Following them was the Chinese firm Chen Donghua Architects, the practice founded by the School of Architecture at South China University of Technology assistant professor Chen Donghua and a 2015 winner of the Chicago Architectural Club’s Burnham Prize. Judges praised their attention to shading details as contributing a “powerful idea in the context of global heating.” The judges added their favorable view of how the practice “works with economical means and lightweight structures to achieve maximum effect, [providing] a sense of poetry into everyday life.”


Nanhai primary school extension by Chen Donghua Architects. Image: Wu Siming/Courtesy of The Architectural Review.
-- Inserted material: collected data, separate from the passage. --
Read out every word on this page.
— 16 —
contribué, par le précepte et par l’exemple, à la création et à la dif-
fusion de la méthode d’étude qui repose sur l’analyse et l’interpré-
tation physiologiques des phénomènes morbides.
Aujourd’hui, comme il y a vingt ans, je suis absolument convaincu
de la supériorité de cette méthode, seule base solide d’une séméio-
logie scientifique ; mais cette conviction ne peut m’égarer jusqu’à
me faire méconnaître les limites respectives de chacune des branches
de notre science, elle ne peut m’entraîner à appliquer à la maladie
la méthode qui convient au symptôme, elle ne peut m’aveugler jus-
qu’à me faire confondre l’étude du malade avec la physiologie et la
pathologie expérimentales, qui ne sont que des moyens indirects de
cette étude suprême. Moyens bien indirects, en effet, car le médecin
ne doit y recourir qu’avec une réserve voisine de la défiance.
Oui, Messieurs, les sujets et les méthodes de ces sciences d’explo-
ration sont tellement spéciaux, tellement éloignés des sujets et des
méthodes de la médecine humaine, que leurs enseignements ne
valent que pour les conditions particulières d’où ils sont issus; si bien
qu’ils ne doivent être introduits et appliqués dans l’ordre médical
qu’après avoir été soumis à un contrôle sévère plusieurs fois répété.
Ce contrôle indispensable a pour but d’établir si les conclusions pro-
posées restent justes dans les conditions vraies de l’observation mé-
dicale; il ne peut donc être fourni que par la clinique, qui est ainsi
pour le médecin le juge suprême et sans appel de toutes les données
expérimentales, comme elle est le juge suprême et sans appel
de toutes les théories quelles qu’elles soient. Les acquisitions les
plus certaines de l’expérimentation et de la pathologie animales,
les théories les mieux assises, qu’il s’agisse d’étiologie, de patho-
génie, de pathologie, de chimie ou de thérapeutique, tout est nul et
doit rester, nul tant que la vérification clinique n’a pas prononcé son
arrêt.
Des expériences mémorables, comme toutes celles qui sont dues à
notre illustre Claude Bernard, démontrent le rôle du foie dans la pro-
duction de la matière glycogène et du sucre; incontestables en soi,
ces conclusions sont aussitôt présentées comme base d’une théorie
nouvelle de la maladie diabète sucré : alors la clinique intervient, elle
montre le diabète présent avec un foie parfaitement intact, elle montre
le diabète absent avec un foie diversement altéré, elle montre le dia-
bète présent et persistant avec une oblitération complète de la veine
Nanhai primary school extension by Chen Donghua Architects. Image: Wu Siming/Courtesy of The Architectural Review.

Finally, the winner of the editors’ choice Peter Davey Prize was announced as Material Cultures, a UK-based practice founded with a mission to foster a “transformation in architectural production.” The longtime editor of AR, Manon Mollard, explained: “Material Cultures’ commitment to decarbonising building practices has never been more important or urgent. The studio attends to the wider ecology of architecture: the landscapes from which building products are created, the pedagogy of construction techniques as well as material research.”

The awards were announced from Arup’s London offices.  Each took home a special trophy made from 100% recycled materials and designed by The New Raw, a Rotterdam-based studio specializing in robotics and plastics waste recycling.